Maybe on Mother’s Day we can try taking one step towards respecting women. Yes.

I know. I know. Some of you might frown and say “not another article on this, no not again!” however I shall say that now is the perfect time to write about this.
Tell me. The Delhi Braveheart died. From being a successful future doctor, in ten days her world ended. Its over for her. The game has ended. And what about her rapists? Oh they shall rot in some jail of the country for a decade or more enjoying all three meals a day, the correct number of hours outdoors for their health (for its crucial to maintain good standards in a good prison) while their court case goes on and on..and on. For god knows how many years.

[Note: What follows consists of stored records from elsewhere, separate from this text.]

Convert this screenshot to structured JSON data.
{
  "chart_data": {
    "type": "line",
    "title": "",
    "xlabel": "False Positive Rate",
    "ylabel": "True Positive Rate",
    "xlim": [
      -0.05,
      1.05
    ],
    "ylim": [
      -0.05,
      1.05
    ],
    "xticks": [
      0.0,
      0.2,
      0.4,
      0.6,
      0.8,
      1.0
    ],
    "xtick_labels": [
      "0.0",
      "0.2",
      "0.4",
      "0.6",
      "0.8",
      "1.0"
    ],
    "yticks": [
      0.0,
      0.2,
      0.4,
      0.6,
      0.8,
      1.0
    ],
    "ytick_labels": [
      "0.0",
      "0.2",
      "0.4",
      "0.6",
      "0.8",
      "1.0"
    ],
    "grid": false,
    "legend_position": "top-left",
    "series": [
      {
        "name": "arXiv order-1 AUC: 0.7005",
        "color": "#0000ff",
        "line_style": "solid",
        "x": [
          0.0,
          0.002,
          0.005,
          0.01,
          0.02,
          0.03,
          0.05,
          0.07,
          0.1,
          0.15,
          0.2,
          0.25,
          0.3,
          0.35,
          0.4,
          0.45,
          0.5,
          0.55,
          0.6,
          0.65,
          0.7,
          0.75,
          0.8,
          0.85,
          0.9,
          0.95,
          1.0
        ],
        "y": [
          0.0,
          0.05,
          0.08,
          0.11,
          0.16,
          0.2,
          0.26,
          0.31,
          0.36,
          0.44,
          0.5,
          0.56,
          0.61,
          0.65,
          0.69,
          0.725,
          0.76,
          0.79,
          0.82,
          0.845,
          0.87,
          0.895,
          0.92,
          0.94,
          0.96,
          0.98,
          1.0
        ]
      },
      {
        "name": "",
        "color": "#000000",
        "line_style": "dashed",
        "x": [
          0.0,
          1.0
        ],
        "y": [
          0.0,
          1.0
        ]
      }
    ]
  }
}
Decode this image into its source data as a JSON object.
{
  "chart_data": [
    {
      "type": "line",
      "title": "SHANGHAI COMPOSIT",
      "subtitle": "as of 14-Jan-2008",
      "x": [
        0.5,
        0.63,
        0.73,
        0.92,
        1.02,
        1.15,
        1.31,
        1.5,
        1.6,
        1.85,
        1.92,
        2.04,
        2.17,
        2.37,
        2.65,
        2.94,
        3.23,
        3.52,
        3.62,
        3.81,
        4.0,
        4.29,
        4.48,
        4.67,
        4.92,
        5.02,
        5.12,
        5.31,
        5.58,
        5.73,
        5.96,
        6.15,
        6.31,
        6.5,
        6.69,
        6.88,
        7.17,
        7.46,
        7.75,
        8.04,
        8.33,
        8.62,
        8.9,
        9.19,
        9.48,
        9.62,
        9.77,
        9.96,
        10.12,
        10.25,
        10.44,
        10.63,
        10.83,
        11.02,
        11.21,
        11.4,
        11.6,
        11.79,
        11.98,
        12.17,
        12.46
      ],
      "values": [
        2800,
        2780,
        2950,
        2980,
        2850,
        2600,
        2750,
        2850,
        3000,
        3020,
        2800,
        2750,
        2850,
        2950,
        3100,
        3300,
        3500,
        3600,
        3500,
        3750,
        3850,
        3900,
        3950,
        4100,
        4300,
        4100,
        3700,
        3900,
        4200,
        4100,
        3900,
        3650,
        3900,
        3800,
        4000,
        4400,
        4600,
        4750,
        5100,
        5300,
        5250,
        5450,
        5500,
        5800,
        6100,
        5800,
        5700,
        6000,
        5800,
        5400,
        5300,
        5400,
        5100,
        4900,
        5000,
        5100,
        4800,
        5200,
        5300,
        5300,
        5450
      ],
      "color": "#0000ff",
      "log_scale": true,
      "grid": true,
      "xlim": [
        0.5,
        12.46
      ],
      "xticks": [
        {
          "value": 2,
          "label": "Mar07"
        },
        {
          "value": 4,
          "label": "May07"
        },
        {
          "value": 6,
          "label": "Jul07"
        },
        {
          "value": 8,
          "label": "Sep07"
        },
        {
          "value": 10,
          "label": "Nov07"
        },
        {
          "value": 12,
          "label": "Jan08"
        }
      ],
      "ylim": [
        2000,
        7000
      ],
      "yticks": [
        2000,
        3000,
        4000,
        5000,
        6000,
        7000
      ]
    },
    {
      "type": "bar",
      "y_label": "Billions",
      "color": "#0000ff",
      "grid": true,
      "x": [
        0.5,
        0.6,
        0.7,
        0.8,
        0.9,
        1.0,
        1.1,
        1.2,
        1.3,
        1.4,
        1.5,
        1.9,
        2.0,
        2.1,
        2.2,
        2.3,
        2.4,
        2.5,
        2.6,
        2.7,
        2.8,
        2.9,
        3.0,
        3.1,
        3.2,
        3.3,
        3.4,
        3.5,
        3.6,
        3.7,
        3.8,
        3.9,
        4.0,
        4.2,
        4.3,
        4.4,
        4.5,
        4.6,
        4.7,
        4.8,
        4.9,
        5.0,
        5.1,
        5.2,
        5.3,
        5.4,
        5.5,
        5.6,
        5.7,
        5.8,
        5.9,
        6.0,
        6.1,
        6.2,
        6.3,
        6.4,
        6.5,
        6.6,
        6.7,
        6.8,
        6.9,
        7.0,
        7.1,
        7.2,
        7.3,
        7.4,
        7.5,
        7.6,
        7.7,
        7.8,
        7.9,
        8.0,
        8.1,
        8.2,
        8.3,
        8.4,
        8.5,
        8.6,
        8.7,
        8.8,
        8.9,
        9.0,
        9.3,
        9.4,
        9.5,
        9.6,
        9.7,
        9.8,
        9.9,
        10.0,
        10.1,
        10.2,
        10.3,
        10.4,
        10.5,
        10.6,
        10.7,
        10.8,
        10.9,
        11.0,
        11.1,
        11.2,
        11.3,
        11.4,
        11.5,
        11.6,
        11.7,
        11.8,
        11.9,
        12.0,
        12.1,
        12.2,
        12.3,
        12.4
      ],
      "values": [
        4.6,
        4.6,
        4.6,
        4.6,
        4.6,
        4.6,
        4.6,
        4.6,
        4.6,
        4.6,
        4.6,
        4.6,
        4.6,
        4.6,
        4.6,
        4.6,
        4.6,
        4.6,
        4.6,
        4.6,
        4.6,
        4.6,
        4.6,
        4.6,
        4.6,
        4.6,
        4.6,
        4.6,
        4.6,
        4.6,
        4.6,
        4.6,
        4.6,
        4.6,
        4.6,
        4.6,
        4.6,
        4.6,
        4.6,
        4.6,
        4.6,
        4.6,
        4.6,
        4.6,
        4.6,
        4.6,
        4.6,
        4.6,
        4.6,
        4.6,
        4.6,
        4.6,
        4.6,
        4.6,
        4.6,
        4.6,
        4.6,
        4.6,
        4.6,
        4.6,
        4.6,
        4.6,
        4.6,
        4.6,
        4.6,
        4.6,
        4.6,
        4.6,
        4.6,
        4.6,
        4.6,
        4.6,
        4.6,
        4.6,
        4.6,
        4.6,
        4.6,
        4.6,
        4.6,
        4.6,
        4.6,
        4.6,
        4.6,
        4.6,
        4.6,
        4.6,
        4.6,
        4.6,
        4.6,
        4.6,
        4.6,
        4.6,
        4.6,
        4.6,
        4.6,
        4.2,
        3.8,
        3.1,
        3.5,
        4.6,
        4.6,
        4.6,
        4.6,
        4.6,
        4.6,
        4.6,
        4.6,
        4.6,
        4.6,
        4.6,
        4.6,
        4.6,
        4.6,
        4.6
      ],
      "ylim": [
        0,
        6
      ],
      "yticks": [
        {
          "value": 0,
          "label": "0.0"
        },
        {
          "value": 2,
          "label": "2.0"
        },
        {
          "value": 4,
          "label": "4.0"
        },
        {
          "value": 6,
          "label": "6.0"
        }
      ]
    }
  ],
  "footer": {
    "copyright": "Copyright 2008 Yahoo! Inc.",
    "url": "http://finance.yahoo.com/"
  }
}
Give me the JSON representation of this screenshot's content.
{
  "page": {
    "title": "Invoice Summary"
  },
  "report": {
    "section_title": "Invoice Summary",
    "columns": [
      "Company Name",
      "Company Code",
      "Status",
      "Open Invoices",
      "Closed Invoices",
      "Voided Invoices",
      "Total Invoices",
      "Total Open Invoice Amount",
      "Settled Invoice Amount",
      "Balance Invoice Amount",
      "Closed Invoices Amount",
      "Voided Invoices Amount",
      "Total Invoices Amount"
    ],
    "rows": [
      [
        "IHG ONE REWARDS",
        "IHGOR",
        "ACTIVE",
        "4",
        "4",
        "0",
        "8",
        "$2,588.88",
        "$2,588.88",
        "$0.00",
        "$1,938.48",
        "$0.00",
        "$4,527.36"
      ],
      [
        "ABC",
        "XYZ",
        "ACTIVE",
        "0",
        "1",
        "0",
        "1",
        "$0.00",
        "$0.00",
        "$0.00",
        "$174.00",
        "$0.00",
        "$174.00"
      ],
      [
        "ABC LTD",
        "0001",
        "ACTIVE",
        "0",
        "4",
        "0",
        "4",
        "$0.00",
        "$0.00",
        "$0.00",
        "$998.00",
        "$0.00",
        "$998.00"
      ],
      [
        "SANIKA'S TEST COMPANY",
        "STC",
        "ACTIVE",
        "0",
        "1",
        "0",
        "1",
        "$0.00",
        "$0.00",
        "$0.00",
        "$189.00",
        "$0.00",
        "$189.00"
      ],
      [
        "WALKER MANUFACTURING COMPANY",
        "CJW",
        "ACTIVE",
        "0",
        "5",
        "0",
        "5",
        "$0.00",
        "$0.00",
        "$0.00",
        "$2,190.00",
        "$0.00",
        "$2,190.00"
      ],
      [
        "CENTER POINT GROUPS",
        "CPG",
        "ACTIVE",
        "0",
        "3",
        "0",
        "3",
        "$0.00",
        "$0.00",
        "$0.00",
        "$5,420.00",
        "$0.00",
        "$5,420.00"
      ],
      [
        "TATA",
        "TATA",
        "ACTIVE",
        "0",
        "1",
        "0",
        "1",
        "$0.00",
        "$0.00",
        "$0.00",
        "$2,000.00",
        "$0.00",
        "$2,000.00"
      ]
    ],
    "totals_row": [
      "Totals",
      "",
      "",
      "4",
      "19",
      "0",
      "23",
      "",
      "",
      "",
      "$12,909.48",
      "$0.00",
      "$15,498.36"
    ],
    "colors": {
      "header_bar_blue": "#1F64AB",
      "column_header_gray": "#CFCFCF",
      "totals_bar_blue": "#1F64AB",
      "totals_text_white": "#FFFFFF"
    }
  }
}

A sweet little five year old left home to play hopscotch and ended up with a candle in her vagina. Can any one of us even fathom how inexplicably horrifying that is? She lay, wounded, in a pool of her own blood, for two whole days without food or water while the great Indian police tried paying a bribe of  … (drum-roll) … Rs.2000 to her father to drop it. I buy boots for Rs.2000. We have a sunday trip to the mall at Rs.2000. Weekly groceries, and vegetables (thanks to inflation) cost Rs.2000. And the police valued her life, the grotesque agony and violence done to her at Rs.2000.
What about the man (and I understand there was a companion too) who left her to her own slow death and fled? What about the man who came as a tenant to that residential complex one week before kidnapping her? (I wouldn’t put it beyond him to have taken his time studying her movements, to have carefully plotted. These are psychopaths, yes they are)
What about him?
I am sorry. I don’t know. Because my national news-provider has found better things to keep me updated about. Ministers getting sacked. Some celebrity spending quality time with his daughter. Bla bla blah.
Because as a country, shamelessly, we have moved on.
Do you see that several other cases that surfaced didn’t even create such an outcry? Do you see that several cases aren’t surfacing at all? Because the very people who are supposed to protect us are hardly bothered. (A woman cop, whose name shall remain undisclosed, refused to lodge an FIR and told the victim that her face didn’t “look” like she had been raped.)
Because people who are in power are more interested in pointing the finger at the girl for dressing wrong. For not doing this or doing that. And NOT at the man. Not at the guy who couldn’t keep himself in check. They need to target an attitude change among men. But hell, how would that happen when we grow up listening to great bollywood numbers like ‘Munni badnaam hui, darling tere liye’ or ‘choli ke piche kya hai’?
I read on facebook: Even if I am walking nude on the street, you have no business to even touch me. You have no right to objectify me. You can’t rape me.
I don’t think we lack laws. I don’t think we lack awareness. Every man knows its wrong to rape. He wouldn’t want it happening to his sister or his wife. But when he sees a vulnerable girl in the bus?

How do the big-shots of this country, who are responsible for running it on our behalf but have unfortunately failed badly on this front and have even suggested that a girl get married at 16 to prevent rapes, expect me to walk fearlessly with my head held high when I know I could have been that Amanat. Because I go out to watch movies too! I mean, who doesn’t!

I feel hopeless and helpless. As a girl in this country, I do.
And pray will someone tell me what to do about it?

4 Comments:

Pravy said...

The sheer thought that somebody else is responsible for anyone's protection makes one weak. The world out is not an ideal world. No governance or any set of laws can guarantee of a rape proof, theft proof society.

You are the one responsible for yourself.So,instead of feeling hopeless and helpless,Train hard & Kick ass.


As a possible suggestion, making martial arts a compulsory course in elementary school can really set the right tone.



P. Soumya said...

True!
One must do what they can to ensure their safety. But what can be done at an individual level is limited.

There is a need for strategies over and above this. I can have pepper spray or learn martial arts. But that is not tackling the core problem: women are getting objectified and treated without respect. Men cannot entertain vile violent thoughts. The problem is about tackling this callous mentality among men.

Dominique said...

Its true that now a days we have forgotten the virtue of empathy. Today no one really discusses or talks about "The Delhi Gangrape". We have very short memories our mind easily got engaged in IPL matches, Modimania, scams, and load of other stuffs some trivial and some not so trivial. We as Indians are very tolerant and I can't say whether its a virtue or not.